Solche Ängste scheinen übertrieben, denn sobald die Märkte in Panik geraten, handeln der Kongress und der Präsident normalerweise. Genau das geschah 2013, als die Republikaner versuchten, die Schuldenobergrenze zu nutzen, um Obamacare zu streichen.
Aber wir leben nicht mehr in normalen politischen Zeiten. Die großen politischen Parteien sind so polarisiert wie nie zuvor.
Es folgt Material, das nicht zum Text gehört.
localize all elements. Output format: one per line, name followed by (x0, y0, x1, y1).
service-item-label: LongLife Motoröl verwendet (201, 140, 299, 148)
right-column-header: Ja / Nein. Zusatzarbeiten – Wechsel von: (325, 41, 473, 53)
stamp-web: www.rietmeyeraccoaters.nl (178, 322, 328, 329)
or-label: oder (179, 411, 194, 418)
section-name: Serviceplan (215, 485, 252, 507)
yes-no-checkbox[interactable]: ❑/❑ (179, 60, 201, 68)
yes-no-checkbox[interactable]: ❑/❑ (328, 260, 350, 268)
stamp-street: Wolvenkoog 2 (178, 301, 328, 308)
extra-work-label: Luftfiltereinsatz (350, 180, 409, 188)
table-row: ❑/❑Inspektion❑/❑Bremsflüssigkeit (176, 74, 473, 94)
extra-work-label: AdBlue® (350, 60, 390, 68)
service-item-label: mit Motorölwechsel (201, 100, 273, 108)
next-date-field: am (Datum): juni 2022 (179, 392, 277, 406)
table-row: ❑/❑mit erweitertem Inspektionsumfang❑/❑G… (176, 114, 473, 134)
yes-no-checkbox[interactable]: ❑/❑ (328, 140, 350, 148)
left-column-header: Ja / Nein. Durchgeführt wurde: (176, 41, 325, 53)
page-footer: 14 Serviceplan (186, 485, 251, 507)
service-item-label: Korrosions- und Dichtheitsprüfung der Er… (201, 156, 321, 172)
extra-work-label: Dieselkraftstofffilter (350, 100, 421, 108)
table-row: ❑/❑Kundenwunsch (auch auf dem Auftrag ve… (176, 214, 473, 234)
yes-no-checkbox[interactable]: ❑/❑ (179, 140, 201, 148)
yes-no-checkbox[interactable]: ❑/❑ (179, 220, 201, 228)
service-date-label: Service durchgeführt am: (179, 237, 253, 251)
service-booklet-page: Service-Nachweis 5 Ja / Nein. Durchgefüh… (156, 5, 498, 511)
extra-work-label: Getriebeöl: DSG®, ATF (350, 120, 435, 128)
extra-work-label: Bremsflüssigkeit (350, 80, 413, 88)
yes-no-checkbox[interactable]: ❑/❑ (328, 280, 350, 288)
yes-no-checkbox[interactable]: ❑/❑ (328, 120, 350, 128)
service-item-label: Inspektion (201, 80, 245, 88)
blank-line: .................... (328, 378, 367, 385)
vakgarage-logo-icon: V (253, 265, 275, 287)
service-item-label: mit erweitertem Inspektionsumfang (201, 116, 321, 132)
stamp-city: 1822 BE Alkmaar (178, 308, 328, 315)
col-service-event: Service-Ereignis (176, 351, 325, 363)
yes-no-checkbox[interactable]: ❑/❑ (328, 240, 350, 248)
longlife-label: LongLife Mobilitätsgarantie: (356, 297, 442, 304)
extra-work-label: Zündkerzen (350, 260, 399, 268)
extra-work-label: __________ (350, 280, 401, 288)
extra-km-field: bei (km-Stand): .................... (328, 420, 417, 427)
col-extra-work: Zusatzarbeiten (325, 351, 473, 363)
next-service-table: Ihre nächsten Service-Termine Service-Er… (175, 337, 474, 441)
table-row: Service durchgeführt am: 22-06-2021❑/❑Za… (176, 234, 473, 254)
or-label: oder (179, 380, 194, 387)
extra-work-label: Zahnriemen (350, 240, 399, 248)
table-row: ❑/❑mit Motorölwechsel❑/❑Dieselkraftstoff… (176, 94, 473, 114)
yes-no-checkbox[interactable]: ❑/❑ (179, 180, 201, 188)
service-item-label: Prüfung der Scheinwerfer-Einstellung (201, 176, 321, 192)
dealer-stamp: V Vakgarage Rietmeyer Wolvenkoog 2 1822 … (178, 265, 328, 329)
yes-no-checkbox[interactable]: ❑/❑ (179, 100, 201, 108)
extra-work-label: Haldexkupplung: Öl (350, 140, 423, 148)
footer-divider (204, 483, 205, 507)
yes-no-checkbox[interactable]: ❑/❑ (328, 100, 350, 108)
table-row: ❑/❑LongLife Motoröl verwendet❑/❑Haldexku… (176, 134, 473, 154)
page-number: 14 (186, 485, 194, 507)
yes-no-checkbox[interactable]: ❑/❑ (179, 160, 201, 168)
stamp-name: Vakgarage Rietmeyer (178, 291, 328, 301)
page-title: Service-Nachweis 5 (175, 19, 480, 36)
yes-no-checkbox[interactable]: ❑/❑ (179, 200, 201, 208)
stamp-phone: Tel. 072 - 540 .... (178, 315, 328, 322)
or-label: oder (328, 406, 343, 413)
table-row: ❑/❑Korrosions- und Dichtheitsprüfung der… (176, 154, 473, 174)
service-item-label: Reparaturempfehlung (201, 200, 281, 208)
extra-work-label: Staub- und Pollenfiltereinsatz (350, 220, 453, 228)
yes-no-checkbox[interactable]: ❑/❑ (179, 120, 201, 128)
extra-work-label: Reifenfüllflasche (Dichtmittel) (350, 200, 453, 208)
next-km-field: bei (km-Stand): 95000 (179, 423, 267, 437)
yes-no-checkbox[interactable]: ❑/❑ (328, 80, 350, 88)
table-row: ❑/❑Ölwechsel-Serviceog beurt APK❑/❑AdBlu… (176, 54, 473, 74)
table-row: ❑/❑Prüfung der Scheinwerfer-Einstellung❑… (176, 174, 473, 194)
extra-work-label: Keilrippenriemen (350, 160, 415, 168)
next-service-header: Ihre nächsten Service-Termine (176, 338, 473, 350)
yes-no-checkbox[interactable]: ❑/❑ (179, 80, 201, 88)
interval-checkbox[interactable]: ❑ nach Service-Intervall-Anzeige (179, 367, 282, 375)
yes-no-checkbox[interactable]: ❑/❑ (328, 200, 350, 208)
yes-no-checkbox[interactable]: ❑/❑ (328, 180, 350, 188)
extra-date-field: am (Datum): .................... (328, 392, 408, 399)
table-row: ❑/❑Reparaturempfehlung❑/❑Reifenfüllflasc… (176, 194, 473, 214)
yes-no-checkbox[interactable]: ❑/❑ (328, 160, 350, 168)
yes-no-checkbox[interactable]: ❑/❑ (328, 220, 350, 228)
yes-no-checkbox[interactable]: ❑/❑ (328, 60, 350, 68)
Anfang dieses Jahres mussten wir den längsten Regierungsstillstand in der Geschichte über die Ausgabenprioritäten der Bundesregierung ertragen.
Präsident Donald Trump will die Schuldenobergrenze anheben, damit er seine Ausgabenprioritäten für das nächste Fiskaljahr durchsetzen kann, zu denen das Militär, die Grenzsicherheit und die Grenzmauer gehören. Auch die Demokraten wollen die Ausgaben erhöhen, allerdings in Bereichen, in denen die Republikaner Kürzungen sehen wollen: im Wohnungsbau, im Bildungswesen und in der Umwelt.
Gibt es einen besseren Weg?
Die USA sind eines der wenigen Länder mit einer Schuldenobergrenze. Andere Regierungen arbeiten effektiv ohne sie. Amerika könnte das auch.
Eine Schuldenobergrenze zu haben ist dysfunktional. Sie macht es dem Finanzministerium schwerer, Rechnungen zu bezahlen, wenn sie fällig sind.
Die beste Lösung wäre, die Obergrenze einfach ganz abzuschaffen. Der Kongress hat bereits die Ausgaben und die Steuergesetze genehmigt, die mehr Schulden erfordern; er sollte nicht auch noch die zusätzliche Kreditaufnahme genehmigen müssen.
Es sollte daran erinnert werden, dass die ursprüngliche Schuldenobergrenze eingeführt wurde, weil der Kongress nicht schnell genug zusammentreten und die notwendigen Ausgaben für einen Krieg genehmigen konnte. Im Jahr 1917 reiste man mit der Eisenbahn über Land und brauchte Tage, um nach Washington zu gelangen. Das machte damals Sinn. Heute nicht mehr so sehr.
Dies ist eine aktualisierte Version eines Artikels, der ursprünglich am 19. Juli 2017 veröffentlicht wurde.